Here and there decent bits of acting by stars like Ray Liota, Danny DeVito, Tim Roth, Kim Basinger, Kelsey Grammer, Forest Whittaker, Jay Mohr and Nick Cannon, will keep you tuned in to this drama replete with mystery and suspense. Mix in a degenerate gambler or two, a struggling novelist, an old detective, a casino magician, a bookie and college basketball player – they all come together do deliver the simple message that gambling is a tricky profession.
Even Money film summary
Desperate handyman Clyde Snow (Whittaker) asks his NCAA basketball star brother to shave points in a game so that he can save himself from violent bookies. Meanwhile, Carolyn Carver (Basinger) is a writer working on her second novel who spends her family savings every night at the slot machines in the casino. When she meets magician Walter (DeVito), a relationship begins and the two feed off each other.
The big college game is the finale in which all of these characters have their fate decided. The lives of others are also heavily affected, such as Victor, the abusive and sadistic bookie played by Tim Roth, whose very life weighs in the balance of the outcome. In all, the stories of nine people collide during the climax of the film, in which the hyped of setting is a less-than-suspenseful game of college hoops.
Did Kim Basinger and Danny DeVito Pen the Perfect Bookmaking Novel?

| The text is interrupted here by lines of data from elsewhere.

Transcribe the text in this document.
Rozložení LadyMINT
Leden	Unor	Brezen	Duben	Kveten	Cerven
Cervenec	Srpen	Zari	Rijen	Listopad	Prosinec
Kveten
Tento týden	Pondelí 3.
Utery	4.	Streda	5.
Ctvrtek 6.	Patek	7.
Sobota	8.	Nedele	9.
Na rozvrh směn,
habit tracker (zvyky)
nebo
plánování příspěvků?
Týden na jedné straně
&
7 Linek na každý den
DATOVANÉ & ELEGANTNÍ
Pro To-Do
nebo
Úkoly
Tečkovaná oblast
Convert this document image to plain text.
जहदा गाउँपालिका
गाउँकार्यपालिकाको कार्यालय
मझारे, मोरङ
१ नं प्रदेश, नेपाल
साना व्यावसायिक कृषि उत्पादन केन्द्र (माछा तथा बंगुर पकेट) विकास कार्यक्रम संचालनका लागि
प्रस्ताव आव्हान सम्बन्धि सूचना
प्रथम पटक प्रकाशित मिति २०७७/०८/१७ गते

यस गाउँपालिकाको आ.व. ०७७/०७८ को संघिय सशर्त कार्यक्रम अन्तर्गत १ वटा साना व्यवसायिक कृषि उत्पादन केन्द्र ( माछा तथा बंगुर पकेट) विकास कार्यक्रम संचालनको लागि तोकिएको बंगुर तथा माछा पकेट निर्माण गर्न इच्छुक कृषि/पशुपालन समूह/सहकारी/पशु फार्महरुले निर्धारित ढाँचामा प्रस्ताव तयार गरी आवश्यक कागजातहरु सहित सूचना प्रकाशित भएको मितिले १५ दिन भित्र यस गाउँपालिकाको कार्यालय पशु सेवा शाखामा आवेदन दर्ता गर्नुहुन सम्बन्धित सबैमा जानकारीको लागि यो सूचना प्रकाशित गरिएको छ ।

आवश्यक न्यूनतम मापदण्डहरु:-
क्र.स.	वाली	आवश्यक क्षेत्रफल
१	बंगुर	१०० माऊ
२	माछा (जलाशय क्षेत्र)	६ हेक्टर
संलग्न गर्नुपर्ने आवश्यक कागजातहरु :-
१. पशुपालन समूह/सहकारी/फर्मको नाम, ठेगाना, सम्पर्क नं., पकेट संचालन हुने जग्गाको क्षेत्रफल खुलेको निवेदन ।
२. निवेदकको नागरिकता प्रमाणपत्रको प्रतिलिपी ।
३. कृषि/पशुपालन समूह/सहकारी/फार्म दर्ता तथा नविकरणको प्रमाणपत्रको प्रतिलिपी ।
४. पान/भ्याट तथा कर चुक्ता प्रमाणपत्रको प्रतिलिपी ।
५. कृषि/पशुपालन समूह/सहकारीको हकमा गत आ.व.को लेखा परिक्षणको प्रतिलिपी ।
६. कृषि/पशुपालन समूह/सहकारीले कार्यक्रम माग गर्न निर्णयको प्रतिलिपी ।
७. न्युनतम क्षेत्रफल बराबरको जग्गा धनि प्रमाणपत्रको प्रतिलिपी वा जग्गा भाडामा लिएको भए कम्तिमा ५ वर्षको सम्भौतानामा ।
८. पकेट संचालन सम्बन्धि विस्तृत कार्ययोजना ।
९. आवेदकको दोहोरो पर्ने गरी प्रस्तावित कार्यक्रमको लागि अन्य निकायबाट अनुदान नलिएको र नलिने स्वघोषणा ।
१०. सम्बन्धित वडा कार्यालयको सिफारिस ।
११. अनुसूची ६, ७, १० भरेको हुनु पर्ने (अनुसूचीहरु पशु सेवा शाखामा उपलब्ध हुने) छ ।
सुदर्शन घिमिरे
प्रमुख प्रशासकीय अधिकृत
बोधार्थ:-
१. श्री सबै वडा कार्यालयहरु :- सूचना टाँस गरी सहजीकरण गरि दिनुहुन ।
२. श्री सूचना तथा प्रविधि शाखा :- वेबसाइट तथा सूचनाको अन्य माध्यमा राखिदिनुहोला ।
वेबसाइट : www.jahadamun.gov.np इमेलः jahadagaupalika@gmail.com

Despite a cast of superstars this movie doesn’t shine very brightly. A huge problem is that, unfortunately, realism is largely left by the wayside in this film. The casino life and the bookie world are the two subjects that actually drive the film and they are the furthest away from any semblance of the real world. The message is that gambling can ruin your life, and of course it could, but a bit of overacting on several under-cast characters makes the movie a bust. Whittaker and Grammer are the only glimmering hopes this movie would ever have of being called acceptable, and that’s just not enough to overturn the thumbs down.